Describeing the faulty pod (frappe-bench-erpnext-socketio-746c69bcd4-czjkl) gives:
Warning Unhealthy 6m28s (x3 over 6m48s) kubelet Liveness probe failed: dial tcp 172.16.0.84:9000: connect: connection refused
Normal Killing 6m3s kubelet Container socketio failed liveness probe, will be restarted
Warning Unhealthy 5m48s (x8 over 6m48s) kubelet Readiness probe failed: dial tcp 172.16.0.84:9000: connect: connection refused
Normal Started 5m47s (x2 over 6m58s) kubelet Started container socketio
Normal Pulled 5m38s (x3 over 6m59s) kubelet Container image "frappe/frappe-socketio:v14.13.0" already present on machine
Normal Created 5m38s (x3 over 6m59s) kubelet Created container socketio
At the moment other pods are restarting and are faulty, but I am not going to show them now, because they are probably failing because the previously mentioned one fails.
And after waiting about half and hour, the “steady” state of get pods looks like this:
# kubectl logs -n erpnext -f frappe-bench-erpnext-conf-bench-20221103212650-rwjdx
Defaulted container "configure" out of: configure, frappe-bench-ownership (init)
failed to create fsnotify watcher: too many open files
I am not if k3d environment is different from vanilla Kubernetes on Hetzner.
Probably to confirm that, I need to deploy a completely fresh and new cluster and try to deploy ERPNext on it.

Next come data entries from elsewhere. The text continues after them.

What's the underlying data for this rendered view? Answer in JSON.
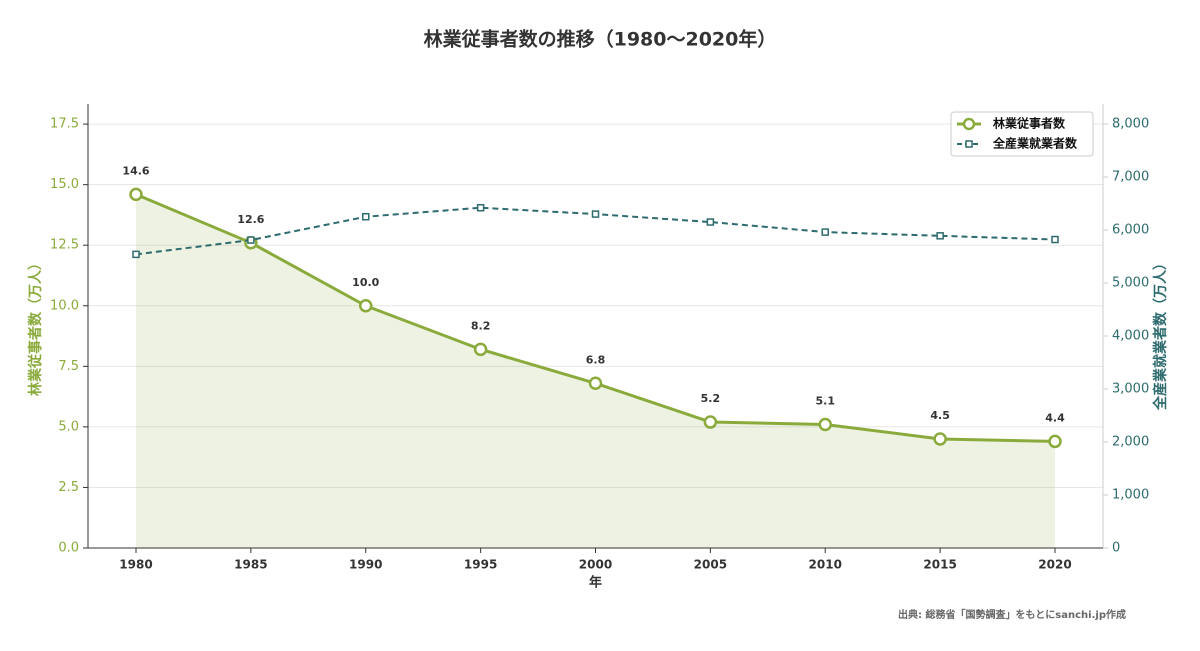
{
  "chart_data": {
    "type": "line",
    "title": "林業従事者数の推移（1980〜2020年）",
    "x_label": "年",
    "y_label": "林業従事者数（万人）",
    "y2_label": "全産業就業者数（万人）",
    "source": "出典: 総務省「国勢調査」をもとにsanchi.jp作成",
    "categories": [
      "1980",
      "1985",
      "1990",
      "1995",
      "2000",
      "2005",
      "2010",
      "2015",
      "2020"
    ],
    "series": [
      {
        "name": "林業従事者数",
        "color": "#8aab3c",
        "values": [
          14.6,
          12.6,
          10.0,
          8.2,
          6.8,
          5.2,
          5.1,
          4.5,
          4.4
        ],
        "value_labels": [
          "14.6",
          "12.6",
          "10.0",
          "8.2",
          "6.8",
          "5.2",
          "5.1",
          "4.5",
          "4.4"
        ],
        "fill": true,
        "marker": "circle"
      },
      {
        "name": "全産業就業者数",
        "color": "#2e6b6e",
        "axis": "y2",
        "dashed": true,
        "marker": "square",
        "values": [
          5540,
          5810,
          6250,
          6420,
          6300,
          6150,
          5960,
          5890,
          5820
        ]
      }
    ],
    "ylim": [
      0,
      18.33
    ],
    "yticks": [
      {
        "value": 0,
        "label": "0.0"
      },
      2.5,
      {
        "value": 5,
        "label": "5.0"
      },
      7.5,
      {
        "value": 10,
        "label": "10.0"
      },
      12.5,
      {
        "value": 15,
        "label": "15.0"
      },
      17.5
    ],
    "y2lim": [
      0,
      8377
    ],
    "y2ticks": [
      0,
      {
        "value": 1000,
        "label": "1,000"
      },
      {
        "value": 2000,
        "label": "2,000"
      },
      {
        "value": 3000,
        "label": "3,000"
      },
      {
        "value": 4000,
        "label": "4,000"
      },
      {
        "value": 5000,
        "label": "5,000"
      },
      {
        "value": 6000,
        "label": "6,000"
      },
      {
        "value": 7000,
        "label": "7,000"
      },
      {
        "value": 8000,
        "label": "8,000"
      }
    ],
    "grid": true,
    "legend": "upper right"
  }
}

To be honest, I don’t think this is going to make any difference, because my current environment is controller and nothing “unuseful” is deployed on it. Though, I will try to deploy a completely new K8s cluster and try if it is going to work.
All worker pods (that are shown as failed) show the following (or very similar);
root@control-plane-01:~# kubectl logs -n erpnext frappe-bench-erpnext-worker-s-d4f7c8fbb-h2sfq
Defaulted container "short" out of: short, populate-assets (init)
15:13:12 Worker rq:worker:0dea130994db435bb0946302f797d00c.frappe-bench-erpnext-worker-s-d4f7c8fbb-h2sfq.7.home-frappe-frappe-bench:short: started, version 1.10.1
15:13:12 Subscribing to channel rq:pubsub:0dea130994db435bb0946302f797d00c.frappe-bench-erpnext-worker-s-d4f7c8fbb-h2sfq.7.home-frappe-frappe-bench:short
15:13:12 *** Listening on home-frappe-frappe-bench:short...
15:13:12 Cleaning registries for queue: home-frappe-frappe-bench:short
The scheduler pod shows no logs at all, just empty.
The events in describe of scheduler shows:
Normal Pulling 17m kubelet Pulling image "frappe/erpnext-worker:v14.5.1"
Normal Pulled 17m kubelet Successfully pulled image "frappe/erpnext-worker:v14.5.1" in 30.178706426s
Normal Created 17m (x3 over 17m) kubelet Created container scheduler
Normal Started 17m (x3 over 17m) kubelet Started container scheduler
Warning BackOff 14m (x9 over 17m) kubelet Back-off restarting failed container
Normal Pulled 4m30s (x34 over 17m) kubelet Container image "frappe/erpnext-worker:v14.5.1" already present on machine
The events in describe of one worker shows:
Normal Pulled 19m kubelet Successfully pulled image "frappe/erpnext-nginx:v14.5.1" in 16.703634324s
Normal Created 19m kubelet Created container populate-assets
Normal Started 19m kubelet Started container populate-assets
Normal Created 19m (x2 over 19m) kubelet Created container short
Normal Started 18m (x2 over 19m) kubelet Started container short
Warning BackOff 18m kubelet Back-off restarting failed container
Normal Pulled 93s (x57 over 19m) kubelet Container image "frappe/erpnext-worker:v14.5.1" already present on machine
I cannot see what the can be. @revant_one am I missing anything?
I still have, hopefully, a final issue in this phase. When I try to access erpnext over ingress or kubectl port-forward, I still get 404 error. Do I still need to do any further steps? So apparently I can access the ingress controller, but there is no backend from the side of ERPNext?
By the way, why do I have an nginx pod in erpnext namespace? Could that be the issue? Do I really need it? Because I am running my own ingress container.
I tried to create site as shown here:
but still have the same 404 error.
I sent you the kubeconfng (admin.conf) as a message.
I am just curious to know if it is “normal” that some pods keeps restarting (and after a lot of restarts recreated) until some when they succeed. Apparently these pods keeps restarting until other pods are ready.
This whole process with some not necessary restart takes about 5 minutes. Can’t these pods wait until the other pods are ready? Or is it absolutely not an issue that they are just restarted/recreated until later in the future they work?